Люд корил его: он-де к татарам льнет, а кого ему за опору держать, не князей же удельных? Эвон, Федор Ростиславич и Константин Борисович — всего единожды позвал их на Переяславль, а они к нему задом обернулись. Кто из них за князя Андрея доброе слово хану замолвит? Не жди. При случае еще и лягнут, как оболгал его племянник Юрий. Тот княжеской власти еще не испытал, однако но наущению Даниила ужалил и яд змеиный выпустил. Не с его ли злопыхательств хан Тохта прикрикнул на Андрея:
«Я оставил Переяславль за Москвой, но ты нарушил мою волю, конязь Андрей, пошел войной на московского конязя!»
От тех грозных слов он, князь Андрей, едва памяти не лишился, только и пролепетал:
«Великий хан, я часть Переяславского удела требовал, мне по праву принадлежащего».
Тохта насунил брови:
«Тебе, конязь, лишь то и принадлежит, чем я тебя наделил. И не своевольничай!..»
Приковылял, припадая на больную ногу, тиун. Молчал, смотрел, как сноровисто бегают с поклажей холопы. Великий князь повернулся к тиуну:
Дань нищую привез ты, Елистрат, из полюдья!
Простуженный в дороге тиун ответил, кланяясь:
Обеднели деревни за Клязьмой.
Так ли? Уж не смерды ли разжалобили тебя, Елистрат? Жалеешь мужика, а он от князя ворует. Постояли бы на правеже, поумнели.
Разорили ордынцы тот край. Шайки татарские на деревни наскакивали. Страдает люд, княже. Истощены мужики, а им хлеб растить.
Мыслишь, поверю? — спросил князь насмешливо. Нет, Елистрат, будущей зимой сам по тем землям в полюдье отправлюсь.
Холоп у саней замешкался, поскользнулся, мешок уронил, и зерно просыпалось на снег.
Андрей Александрович озлился:
Вели, Елистрат, поучить холопа, дабы берег добро.
Зазвонили колокола к обедне. С купола собора сорвалась
воронья стая, закаркала, закружила над детинцем, великокняжеским подворьем, «владычными сенями» и двором митрополита.

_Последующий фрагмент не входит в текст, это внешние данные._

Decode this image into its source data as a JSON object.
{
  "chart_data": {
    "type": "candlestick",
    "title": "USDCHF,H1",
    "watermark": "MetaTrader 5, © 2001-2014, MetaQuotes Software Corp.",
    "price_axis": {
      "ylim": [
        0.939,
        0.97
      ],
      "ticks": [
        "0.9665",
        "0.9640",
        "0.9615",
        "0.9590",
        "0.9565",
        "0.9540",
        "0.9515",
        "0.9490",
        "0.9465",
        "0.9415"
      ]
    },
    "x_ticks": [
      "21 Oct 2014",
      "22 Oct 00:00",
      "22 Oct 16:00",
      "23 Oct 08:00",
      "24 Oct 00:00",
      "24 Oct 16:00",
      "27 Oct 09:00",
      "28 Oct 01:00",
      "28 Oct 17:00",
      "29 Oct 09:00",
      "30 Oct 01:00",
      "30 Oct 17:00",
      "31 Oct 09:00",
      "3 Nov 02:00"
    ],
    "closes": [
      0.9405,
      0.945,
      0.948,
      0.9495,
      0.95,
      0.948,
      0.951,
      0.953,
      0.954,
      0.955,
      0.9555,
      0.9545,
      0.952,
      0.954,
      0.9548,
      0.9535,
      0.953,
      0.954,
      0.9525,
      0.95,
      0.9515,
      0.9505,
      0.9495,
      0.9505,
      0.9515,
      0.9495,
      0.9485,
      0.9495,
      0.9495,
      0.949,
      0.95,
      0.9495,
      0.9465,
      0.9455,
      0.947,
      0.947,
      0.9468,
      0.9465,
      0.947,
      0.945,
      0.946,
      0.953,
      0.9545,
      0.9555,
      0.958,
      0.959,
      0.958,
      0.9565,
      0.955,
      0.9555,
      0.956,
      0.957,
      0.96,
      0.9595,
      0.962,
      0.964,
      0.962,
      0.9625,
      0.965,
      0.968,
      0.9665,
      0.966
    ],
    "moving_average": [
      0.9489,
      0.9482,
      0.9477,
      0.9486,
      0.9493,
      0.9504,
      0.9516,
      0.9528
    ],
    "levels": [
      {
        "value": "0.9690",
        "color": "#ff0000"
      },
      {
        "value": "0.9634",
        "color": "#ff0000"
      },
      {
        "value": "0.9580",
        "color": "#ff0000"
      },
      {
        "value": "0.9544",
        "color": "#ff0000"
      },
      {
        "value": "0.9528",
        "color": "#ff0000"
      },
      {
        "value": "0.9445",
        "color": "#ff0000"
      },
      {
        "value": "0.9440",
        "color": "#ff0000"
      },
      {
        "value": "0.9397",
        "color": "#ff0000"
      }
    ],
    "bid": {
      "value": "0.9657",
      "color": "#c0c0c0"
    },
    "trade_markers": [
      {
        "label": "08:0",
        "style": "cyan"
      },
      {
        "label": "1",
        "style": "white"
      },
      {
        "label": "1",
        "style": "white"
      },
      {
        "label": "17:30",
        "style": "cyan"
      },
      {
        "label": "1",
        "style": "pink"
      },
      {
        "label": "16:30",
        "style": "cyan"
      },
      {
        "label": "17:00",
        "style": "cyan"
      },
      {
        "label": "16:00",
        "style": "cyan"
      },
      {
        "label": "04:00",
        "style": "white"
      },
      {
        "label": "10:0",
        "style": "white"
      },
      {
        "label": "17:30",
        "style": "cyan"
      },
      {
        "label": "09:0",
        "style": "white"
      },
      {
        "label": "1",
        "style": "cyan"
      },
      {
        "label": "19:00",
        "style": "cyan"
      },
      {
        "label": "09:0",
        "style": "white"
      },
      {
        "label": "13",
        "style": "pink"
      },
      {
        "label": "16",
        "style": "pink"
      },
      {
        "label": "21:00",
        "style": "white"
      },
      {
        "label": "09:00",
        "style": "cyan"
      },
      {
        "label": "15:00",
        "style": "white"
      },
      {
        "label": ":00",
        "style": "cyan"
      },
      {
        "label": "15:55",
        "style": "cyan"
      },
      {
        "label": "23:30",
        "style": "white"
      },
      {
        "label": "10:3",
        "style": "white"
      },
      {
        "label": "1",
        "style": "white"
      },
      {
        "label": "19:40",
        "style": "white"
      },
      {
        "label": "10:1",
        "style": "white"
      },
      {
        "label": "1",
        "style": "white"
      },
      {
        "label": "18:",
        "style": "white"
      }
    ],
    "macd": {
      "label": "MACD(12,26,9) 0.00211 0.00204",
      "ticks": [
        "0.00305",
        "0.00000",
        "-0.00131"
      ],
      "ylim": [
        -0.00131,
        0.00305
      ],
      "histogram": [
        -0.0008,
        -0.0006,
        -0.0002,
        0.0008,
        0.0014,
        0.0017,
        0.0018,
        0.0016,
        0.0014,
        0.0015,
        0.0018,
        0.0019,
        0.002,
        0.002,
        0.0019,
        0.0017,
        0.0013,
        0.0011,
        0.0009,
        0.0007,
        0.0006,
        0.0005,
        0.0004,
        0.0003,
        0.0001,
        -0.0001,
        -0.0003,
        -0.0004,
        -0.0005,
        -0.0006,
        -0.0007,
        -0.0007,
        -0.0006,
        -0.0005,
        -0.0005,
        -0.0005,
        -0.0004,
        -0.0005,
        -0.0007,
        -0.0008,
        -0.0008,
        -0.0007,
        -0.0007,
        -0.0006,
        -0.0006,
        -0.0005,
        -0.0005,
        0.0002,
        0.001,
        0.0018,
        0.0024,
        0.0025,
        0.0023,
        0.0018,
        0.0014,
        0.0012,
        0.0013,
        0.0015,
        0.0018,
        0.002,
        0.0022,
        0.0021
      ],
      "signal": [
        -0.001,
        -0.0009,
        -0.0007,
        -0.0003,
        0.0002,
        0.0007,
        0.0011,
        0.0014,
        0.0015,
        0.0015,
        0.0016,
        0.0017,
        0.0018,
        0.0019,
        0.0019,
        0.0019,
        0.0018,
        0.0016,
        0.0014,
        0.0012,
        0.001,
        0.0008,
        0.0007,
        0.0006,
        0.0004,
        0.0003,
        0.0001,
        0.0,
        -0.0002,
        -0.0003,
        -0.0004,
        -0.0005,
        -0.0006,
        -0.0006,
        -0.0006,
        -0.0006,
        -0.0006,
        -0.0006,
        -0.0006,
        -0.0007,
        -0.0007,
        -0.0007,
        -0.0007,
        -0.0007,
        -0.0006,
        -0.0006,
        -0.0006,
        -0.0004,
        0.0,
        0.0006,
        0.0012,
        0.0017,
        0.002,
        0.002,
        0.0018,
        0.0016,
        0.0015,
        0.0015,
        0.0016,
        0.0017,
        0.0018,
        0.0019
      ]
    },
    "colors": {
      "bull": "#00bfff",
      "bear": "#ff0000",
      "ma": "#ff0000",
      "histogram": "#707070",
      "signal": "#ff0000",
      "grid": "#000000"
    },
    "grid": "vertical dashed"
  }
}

Князь Андрей с детства не любил эту проклятую птицу, жадную на падаль. Сколько раз заставлял отроков гонять ее, да все попусту. Спугнут стаю — она на купол другой церкви опустится. А когда орда шла, воронье со всего света слеталось в ожидании поживы…
И снова память повернула к недавнему разговору с митрополитом. Вспомнил, как Максим сказал: он-де, князь Андрей, запамятовал, что из рода Мономаховичей. Великий князь ему ответил:
«Я сын Невского, а ты вот, владыка, научи: коли я, князь Андрей, не встану перед ханом на колени и голову не склоню, как великое княжение удержать?»
Взор князя Андрея обратился на стремянного, вываживавшего княжеского коня. Застоявшийся, он бил снег копытами, перебирал ногами, рвался из рук. Стремянный натягивал недоуздок, наконец, не выдержав, осадил коня плетью. Князь прикрикнул:
Ну-тка, бит будешь, Аким!
Стремянный погладил коня но холке, отвел на конюшню, а Андрей Александрович мысленно продолжил разговор с митрополитом:
«Великий князь Владимирский не токмо за удел свой в ответе, но и за всю землю Русскую…»
А владыка в ответ:
«Почто же ты с удельными князьями враждуешь?»
«Не я, отче, они меня не чтут. Великий князь, да не вместо отца им…»
«Так что же ты о том не думал, когда с великим князем Дмитрием враждовал?..»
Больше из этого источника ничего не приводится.